PL 2.239/2022 e o acesso à Justiça Previdenciária 27 de julho de 2026, 7h03 A comunidade jurídica está em alerta. No último dia 30 de junho, o plenário do Senado aprovou o Projeto de Lei nº 2.239/2022, que altera o Código de Processo Civil (CPC) para acabar com a concessão da justiça gratuita baseada unicamente na declaração de pobreza, exigindo agora a comprovação de critérios financeiros objetivos. O senador Hamilton Mourão (Republicanos-RS) foi o relator e autor do texto substitutivo aprovado pelo plenário do Senado.
Entre as mudanças mais preocupantes está a renda líquida mensal de até dois salários mínimos (calculada pela média dos últimos três meses) para o cidadão obter a gratuidade da justiça. De cara, existe uma diferença entre gratuidade da justiça e assistência judiciária: o primeiro isenta a pessoa apenas de pagar as taxas do processo; o segundo inclui também o direito a um advogado pago pelo Estado. O cidadão que não tiver acesso ao benefício da gratuidade da justiça terá de arcar sozinho com as custas processuais, que são valores para bancar a estrutura e os serviços do Poder Judiciário no processo (e.g.: honorários periciais, custas iniciais, preparo, etc.), além da sucumbência, que é a condenação da parte a pagar as custas processuais e os honorários do advogado da parte vencedora.
Sobre este último, é importante contextualizar a dificuldade de se prever o alcance da procedência dos pedidos diante de um cenário de muitas guinadas na jurisprudência previdenciária.

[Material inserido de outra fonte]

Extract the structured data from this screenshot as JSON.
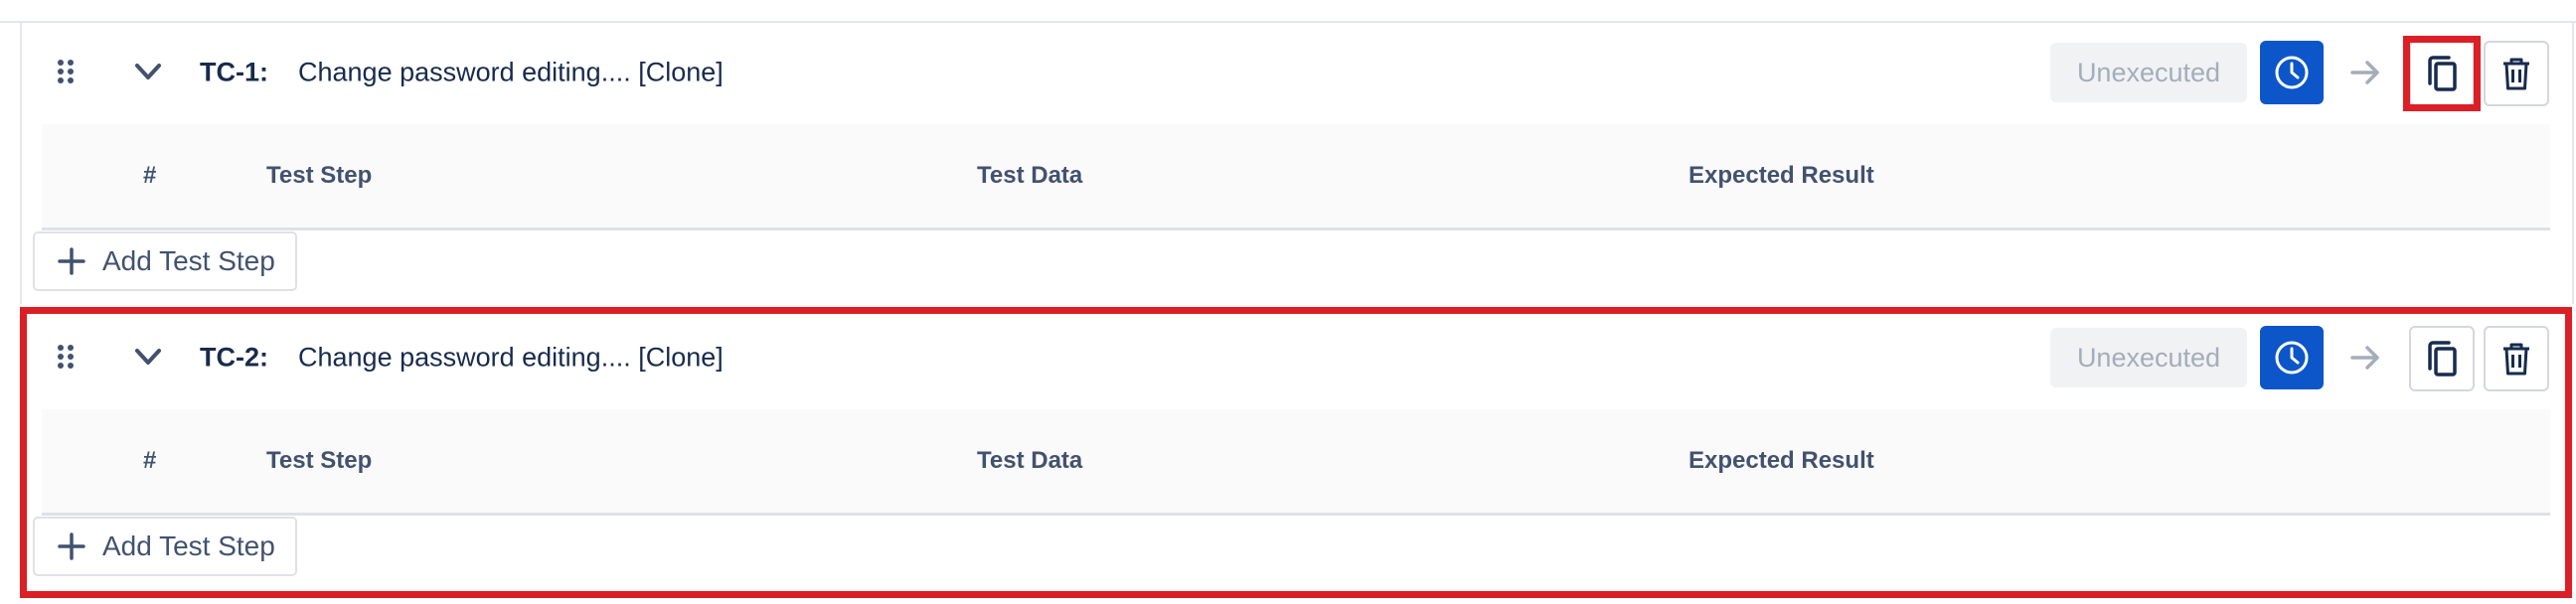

Dito por outras palavras, no caso do segurado do INSS, que já suporta sozinho o ônus da demora, ele terá que pagar para buscar o reconhecimento dos seus direitos na Justiça. A crítica não pode ser evitada.

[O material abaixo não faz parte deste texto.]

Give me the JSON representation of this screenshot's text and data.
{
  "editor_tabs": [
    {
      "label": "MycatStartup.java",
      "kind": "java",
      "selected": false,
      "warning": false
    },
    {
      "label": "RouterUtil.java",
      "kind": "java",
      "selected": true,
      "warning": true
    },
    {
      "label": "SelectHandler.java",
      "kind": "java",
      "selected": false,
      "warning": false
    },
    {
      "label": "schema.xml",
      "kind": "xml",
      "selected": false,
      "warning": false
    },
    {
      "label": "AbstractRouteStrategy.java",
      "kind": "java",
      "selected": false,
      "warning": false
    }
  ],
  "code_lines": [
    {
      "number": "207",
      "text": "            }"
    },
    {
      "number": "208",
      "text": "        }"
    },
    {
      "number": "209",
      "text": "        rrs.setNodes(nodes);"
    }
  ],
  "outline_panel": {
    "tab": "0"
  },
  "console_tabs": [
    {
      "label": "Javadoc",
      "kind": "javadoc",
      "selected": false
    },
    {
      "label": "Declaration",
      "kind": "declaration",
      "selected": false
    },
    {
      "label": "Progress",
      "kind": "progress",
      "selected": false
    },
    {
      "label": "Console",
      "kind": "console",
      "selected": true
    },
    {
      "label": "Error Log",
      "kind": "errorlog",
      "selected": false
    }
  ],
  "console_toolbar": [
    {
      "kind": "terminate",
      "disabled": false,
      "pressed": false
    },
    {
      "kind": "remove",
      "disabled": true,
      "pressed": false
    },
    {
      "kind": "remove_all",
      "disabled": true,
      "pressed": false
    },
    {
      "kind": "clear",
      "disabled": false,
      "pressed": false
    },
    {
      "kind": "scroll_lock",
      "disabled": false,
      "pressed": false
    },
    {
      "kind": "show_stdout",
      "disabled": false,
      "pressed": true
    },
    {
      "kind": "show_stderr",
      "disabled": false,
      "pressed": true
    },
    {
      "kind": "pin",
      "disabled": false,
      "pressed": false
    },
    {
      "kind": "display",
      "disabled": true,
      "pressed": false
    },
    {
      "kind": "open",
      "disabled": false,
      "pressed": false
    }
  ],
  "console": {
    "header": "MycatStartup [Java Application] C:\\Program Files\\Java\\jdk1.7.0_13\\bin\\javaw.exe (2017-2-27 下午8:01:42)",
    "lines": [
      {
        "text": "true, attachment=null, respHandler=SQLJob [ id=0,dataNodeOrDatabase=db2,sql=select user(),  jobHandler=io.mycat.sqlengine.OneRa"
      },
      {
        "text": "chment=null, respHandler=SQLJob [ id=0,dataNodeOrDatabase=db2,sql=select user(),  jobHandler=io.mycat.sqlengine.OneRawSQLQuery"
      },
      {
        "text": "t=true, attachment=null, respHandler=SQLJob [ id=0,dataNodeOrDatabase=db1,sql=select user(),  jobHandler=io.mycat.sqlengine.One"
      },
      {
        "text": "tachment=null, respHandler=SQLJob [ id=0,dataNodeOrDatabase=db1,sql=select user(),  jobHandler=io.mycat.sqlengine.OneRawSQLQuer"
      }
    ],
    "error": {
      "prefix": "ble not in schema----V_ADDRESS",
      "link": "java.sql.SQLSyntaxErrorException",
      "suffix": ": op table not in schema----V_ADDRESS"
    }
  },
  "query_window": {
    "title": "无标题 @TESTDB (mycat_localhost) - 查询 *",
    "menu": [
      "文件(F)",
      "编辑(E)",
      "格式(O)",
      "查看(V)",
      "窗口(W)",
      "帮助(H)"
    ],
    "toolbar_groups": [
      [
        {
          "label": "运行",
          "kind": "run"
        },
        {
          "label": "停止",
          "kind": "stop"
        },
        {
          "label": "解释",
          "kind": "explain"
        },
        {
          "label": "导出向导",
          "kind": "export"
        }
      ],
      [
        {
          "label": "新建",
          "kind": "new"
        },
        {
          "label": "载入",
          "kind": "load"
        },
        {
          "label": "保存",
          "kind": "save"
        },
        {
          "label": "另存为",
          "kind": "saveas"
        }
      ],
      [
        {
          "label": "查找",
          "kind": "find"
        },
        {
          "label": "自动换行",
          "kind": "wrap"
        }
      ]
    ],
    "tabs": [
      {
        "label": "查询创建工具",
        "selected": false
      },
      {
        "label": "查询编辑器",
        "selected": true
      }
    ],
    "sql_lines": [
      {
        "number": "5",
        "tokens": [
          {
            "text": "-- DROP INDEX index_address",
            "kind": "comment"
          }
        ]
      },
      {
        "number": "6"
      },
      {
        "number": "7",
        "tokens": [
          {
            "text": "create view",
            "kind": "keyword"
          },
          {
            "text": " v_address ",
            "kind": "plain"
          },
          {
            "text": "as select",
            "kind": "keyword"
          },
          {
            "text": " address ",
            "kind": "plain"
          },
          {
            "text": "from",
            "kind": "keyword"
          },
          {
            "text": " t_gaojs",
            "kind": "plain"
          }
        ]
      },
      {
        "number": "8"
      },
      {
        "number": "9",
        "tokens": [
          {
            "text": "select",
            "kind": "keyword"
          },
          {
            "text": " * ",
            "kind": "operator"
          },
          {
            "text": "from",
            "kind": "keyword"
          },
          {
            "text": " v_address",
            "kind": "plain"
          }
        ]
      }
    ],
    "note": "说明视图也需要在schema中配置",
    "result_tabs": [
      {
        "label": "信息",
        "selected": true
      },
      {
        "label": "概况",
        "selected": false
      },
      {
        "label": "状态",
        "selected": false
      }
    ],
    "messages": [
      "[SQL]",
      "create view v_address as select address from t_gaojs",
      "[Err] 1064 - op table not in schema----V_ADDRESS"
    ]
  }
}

Medida já era tendência desde 2019 Antes de qualquer outra análise, contudo, devemos lembrar que não se trata de numa novidade. É possível mostrar tal tendência tanto do ponto de vista jurisdicional como legislativo. Ainda em 2019, o PL 6.160 pretendia endurecer as regras e dificultar o acesso dos segurados às ações judiciais, restringido a concessão de assistência judiciária gratuita e propondo o pagamento de custas em todas as demandas contra o INSS.
Para enfrentar tal critério, propõe-se primeiro uma visão para além da mera forma. O que está em jogo é, também, o sentido substancial de acesso à Justiça. É verdade que essa dicotomia (procedimental/substancial) precisa ser superada, aqui, contudo, para fins didáticos, o duplo sentido lança luz sobre o equívoco de pensar o acesso à justiça apenas na ordem do procedimental, vale dizer, é necessário colocar sob luz forte esse enorme contraste.

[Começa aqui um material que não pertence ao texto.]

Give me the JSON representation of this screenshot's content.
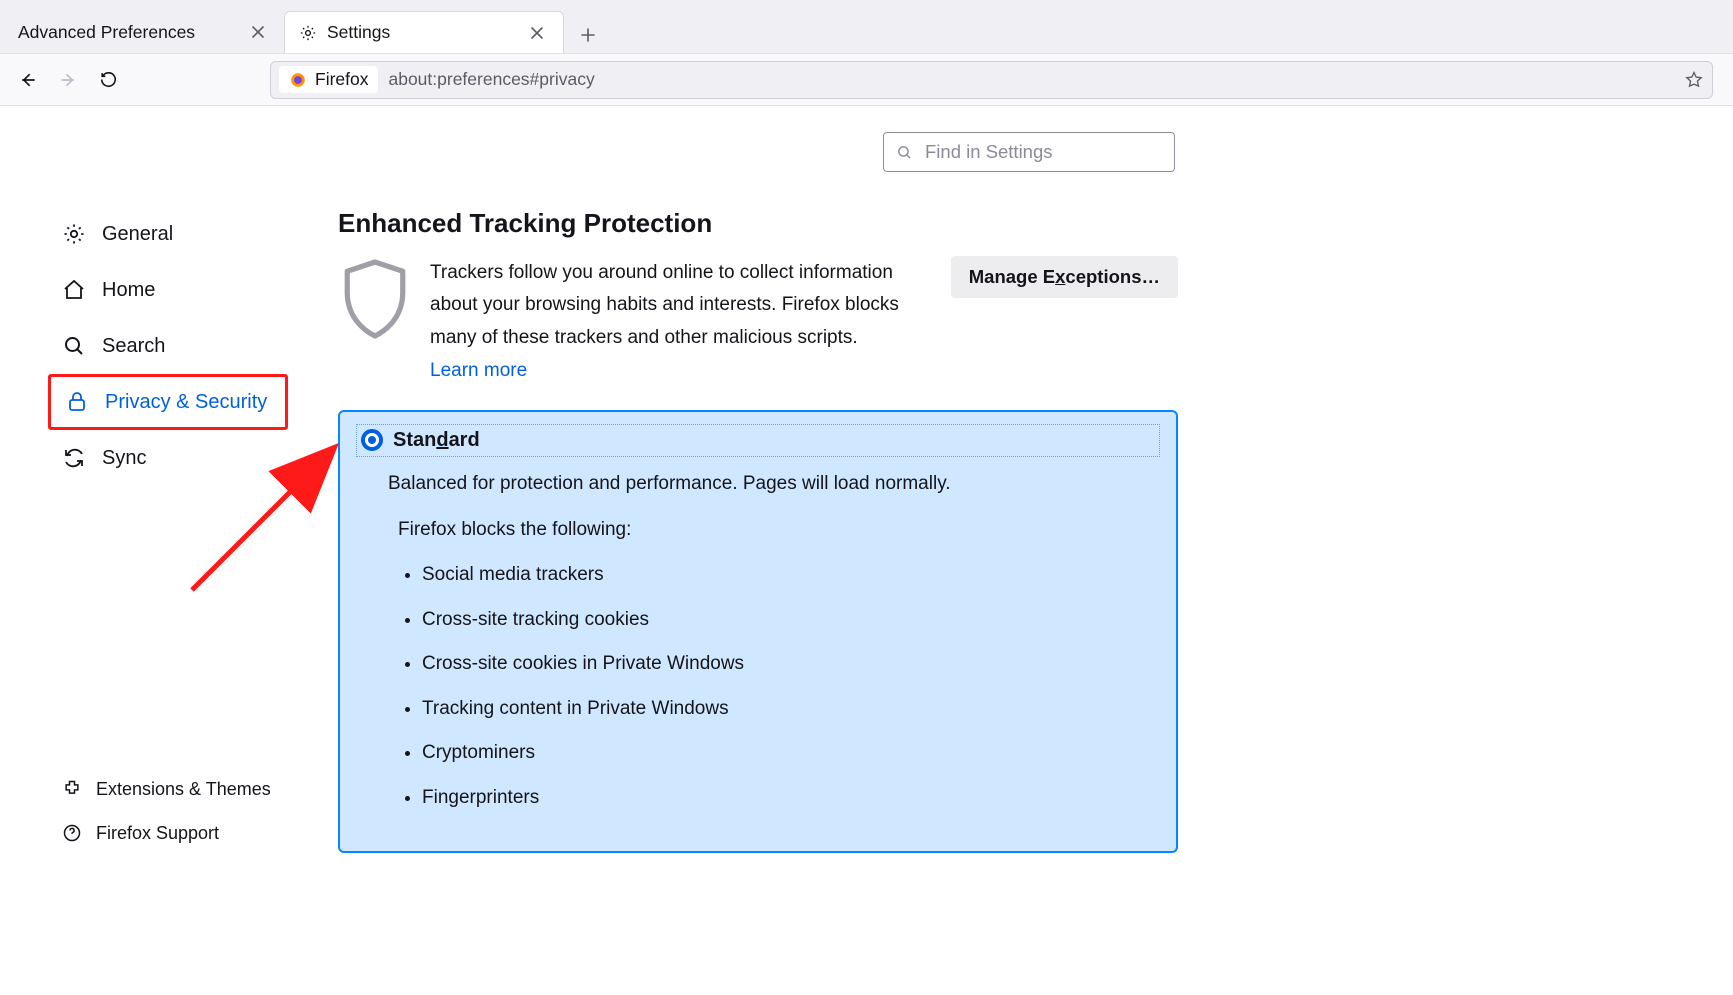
{
  "tabs": {
    "t0": "Advanced Preferences",
    "t1": "Settings"
  },
  "url": {
    "identity": "Firefox",
    "value": "about:preferences#privacy"
  },
  "find_placeholder": "Find in Settings",
  "sidebar": {
    "general": "General",
    "home": "Home",
    "search": "Search",
    "privacy": "Privacy & Security",
    "sync": "Sync",
    "ext": "Extensions & Themes",
    "support": "Firefox Support"
  },
  "etp": {
    "title": "Enhanced Tracking Protection",
    "desc": "Trackers follow you around online to collect information about your browsing habits and interests. Firefox blocks many of these trackers and other malicious scripts.",
    "learn": "Learn more",
    "manage": "Manage Exceptions…",
    "standard": {
      "label_pre": "Stan",
      "label_ul": "d",
      "label_post": "ard",
      "desc": "Balanced for protection and performance. Pages will load normally.",
      "blocks_heading": "Firefox blocks the following:",
      "items": {
        "i0": "Social media trackers",
        "i1": "Cross-site tracking cookies",
        "i2": "Cross-site cookies in Private Windows",
        "i3": "Tracking content in Private Windows",
        "i4": "Cryptominers",
        "i5": "Fingerprinters"
      }
    }
  }
}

Acesso à Justiça se relacionada com direitos fundamentais A questão do acesso à Justiça relaciona-se com o reconhecimento de direitos básicos, aos quais muitas pessoas não tem acesso, tais como saúde, moraria e assistência social. Na área previdenciária, o acesso à Justiça abre a possibilidade para efetivação de direitos fundamentais-sociais. Um grande número de benefícios é concedido na justiça.
O princípio do acesso à Justiça acha-se no artigo 5º, inciso XXXV, da Constituição. Isso não é mera curiosidade. O legislador estabeleceu uma vedação dirigida ao Estado de restringir o acesso à Justiça: “A lei não excluirá da apreciação do Poder Judiciário lesão ou ameaça a direito”.